Mesmo sem legislação específica, foi aprovado no dia 19 de Fevereiro último o Marco Legal da Nanotecnologia pela Comissão de Constituição e Justiça do Senado Federal. O objetivo é: “criar, integrar e fortalecer ações governamentais para promover o desenvolvimento científico e tecnológico da nanotecnologia”.
Com a pandemia vigente, surgem produtos usando as nanopartículas de prata e apresentados ao público como forma efetiva e segura de combater o coronavírus: desde tecidos a serem usados em máscaras, toalhas, estofamento de assentos, até álcool gel e sprays. Seria de enorme benefício público se, usando a bandeira tão em moda no mundo corporativo – a sustentabilidade – explicassem o porquê de tamanha preocupação por parte de cientistas e órgãos reguladores. Três questões fundamentais precisam de respostas:
1- Risco à saúde humana:
O relatório do Comitê Científico da União Europeia de Junho de 2014 diz que as nanopartículas de prata adquiridas via oral ou respiratória têm depósito preferencial nos rins, fígado e baço. No caso das nanopartículas estarem no sangue, o sistema mais atingido é o autoimune. Como haviam naquela época relatos de efeitos genéticos tóxicos, a Comissão Científica recomenda que estudos adicionais fossem feitos sobre esse risco.
Para citar uma das referências nacionais, no VII Workshop de Nanotecnologia Aplicada ao Agronegócio – Embrapa Instrumentação, São Carlos, 10 a 13 de Junho de 2013, foi apresentado nas conclusões: “Resultados nos testes de toxicidade sugeriram, inicialmente, degeneração celular no fígado de ratos machos causada pelas nanopartículas de prata.”
2- Risco ao Meio Ambiente:
O Comitê Científico da União Europeia adverte: “Ao avaliar a fase final de vida dos produtos contendo nanopartículas de prata, é assumido que o tratamento dos resíduos (reciclagem, tratamento de água, aterros e incineração) seja similar ao dos produtos convencionais. Consequentemente, a prata nos resíduos não reciclados vai terminar no meio ambiente, como resíduos sólidos em aterros, como emissão a partir das unidades de tratamento de água, ou como resíduos das unidades de incineração”.
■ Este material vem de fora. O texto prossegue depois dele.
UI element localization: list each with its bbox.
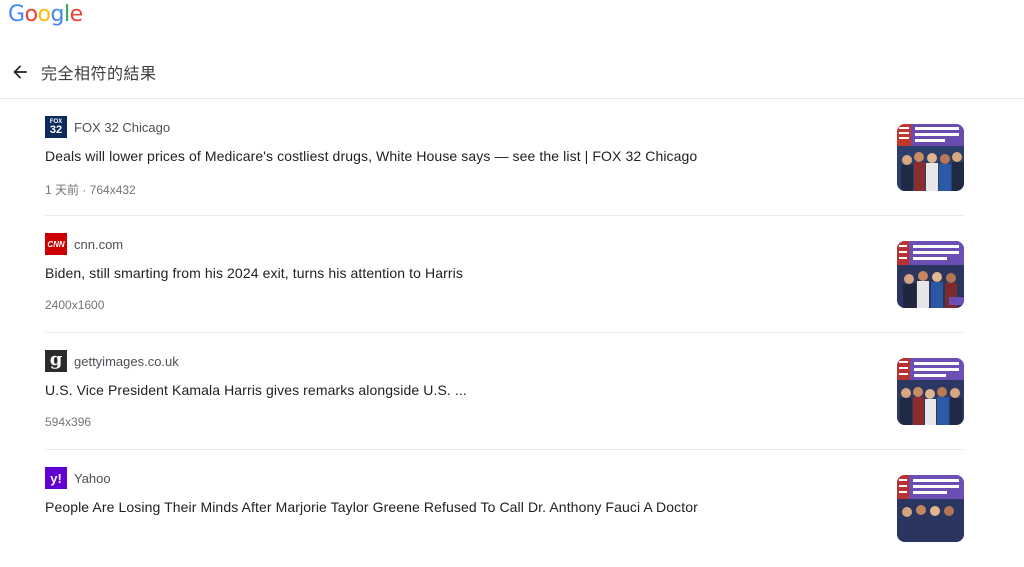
thumbnail-image (897, 475, 964, 542)
favicon-text: y! (50, 470, 62, 486)
result-title-link[interactable]: Deals will lower prices of Medicare's co… (45, 148, 697, 164)
back-button[interactable] (6, 58, 34, 86)
google-logo[interactable]: Google (8, 2, 83, 28)
source-name: gettyimages.co.uk (74, 353, 179, 369)
result-title-link[interactable]: Biden, still smarting from his 2024 exit… (45, 265, 463, 281)
result-source[interactable]: g gettyimages.co.uk (45, 350, 179, 372)
result-item: y! Yahoo People Are Losing Their Minds A… (45, 450, 964, 567)
results-header: 完全相符的結果 (0, 50, 1024, 99)
page-title: 完全相符的結果 (41, 64, 157, 83)
thumbnail-image (897, 358, 964, 425)
source-name: Yahoo (74, 470, 111, 486)
result-source[interactable]: CNN cnn.com (45, 233, 123, 255)
favicon-text-bottom: 32 (49, 123, 63, 136)
result-source[interactable]: y! Yahoo (45, 467, 111, 489)
logo-letter-o1: o (24, 2, 38, 27)
result-title-link[interactable]: U.S. Vice President Kamala Harris gives … (45, 382, 467, 398)
logo-letter-o2: o (37, 2, 51, 27)
result-meta: 594x396 (45, 415, 92, 429)
gettyimages-logo-icon: g (45, 350, 67, 372)
favicon-text: g (49, 350, 63, 370)
results-list: FOX 32 FOX 32 Chicago Deals will lower p… (45, 99, 964, 567)
result-meta: 1 天前 · 764x432 (45, 183, 136, 197)
thumbnail-image (897, 241, 964, 308)
fox32-logo-icon: FOX 32 (45, 116, 67, 138)
yahoo-logo-icon: y! (45, 467, 67, 489)
result-meta: 2400x1600 (45, 298, 105, 312)
cnn-logo-icon: CNN (45, 233, 67, 255)
source-name: cnn.com (74, 236, 124, 252)
logo-letter-e: e (69, 2, 84, 27)
result-title-link[interactable]: People Are Losing Their Minds After Marj… (45, 499, 698, 515)
result-thumbnail[interactable] (897, 475, 964, 542)
result-thumbnail[interactable] (897, 124, 964, 191)
thumbnail-image (897, 124, 964, 191)
result-item: g gettyimages.co.uk U.S. Vice President … (45, 333, 964, 450)
favicon-text: CNN (47, 239, 65, 249)
arrow-back-icon (13, 65, 27, 79)
logo-letter-g1: G (8, 2, 25, 27)
source-name: FOX 32 Chicago (74, 119, 171, 135)
result-thumbnail[interactable] (897, 241, 964, 308)
result-source[interactable]: FOX 32 FOX 32 Chicago (45, 116, 170, 138)
logo-letter-g2: g (50, 2, 65, 27)
result-item: CNN cnn.com Biden, still smarting from h… (45, 216, 964, 333)
result-thumbnail[interactable] (897, 358, 964, 425)
result-item: FOX 32 FOX 32 Chicago Deals will lower p… (45, 99, 964, 216)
3- Quem é o vilão: as nanopartículas ou os íons de Prata?
O estudo sobre toxicidade em animais e humanos feito pelo pesquisador Nelson Durána e colaboradores do Instituto de Biologia, Unicamp, e do Centro de Ciências Naturais e Humanas da Universidade Federal do ABC (“Quim. Nova vol.42 no.2 São Paulo Feb. 2019”) relata que: (a) as nanopartículas de prata(NP-Ag) podem liberar íons Ag+ quando são expostas a água e oxigênio, existentes no meio biológico; (b) assume-se que as nanopartículas podem penetrar nas células liberando ions Ag+ dentro delas, o que pode levar a morte celular. Essa observação dos pesquisadores não é uma surpresa porque – se a nanopartícula pode penetrar e matar uma bactéria, também pode fazê-lo em uma célula do corpo humano.
Na investigação sobre os efeitos tóxicos das nanopartículas de prata sobre diferentes tipos de células de mamíferos (“Journal of Nanomaterials Volume 2015, Article ID 136765”), F. Sambale e colaboradores do Instituto de Química Técnica da Leibniz University, Hannover, e do Instituto de Física Nuclear, Tashkent, Uzbekistan, concluíram que: “nanopartículas de prata são consideravelmente mais tóxicas do que íons de prata”.
O noticiário internacional de 2020 destacou a identificação de nanopartículas de plástico em várias amostras de tecidos humanos. Plástico ou prata, as nanopartículas já fazem parte do mundo moderno. E do corpo humano também.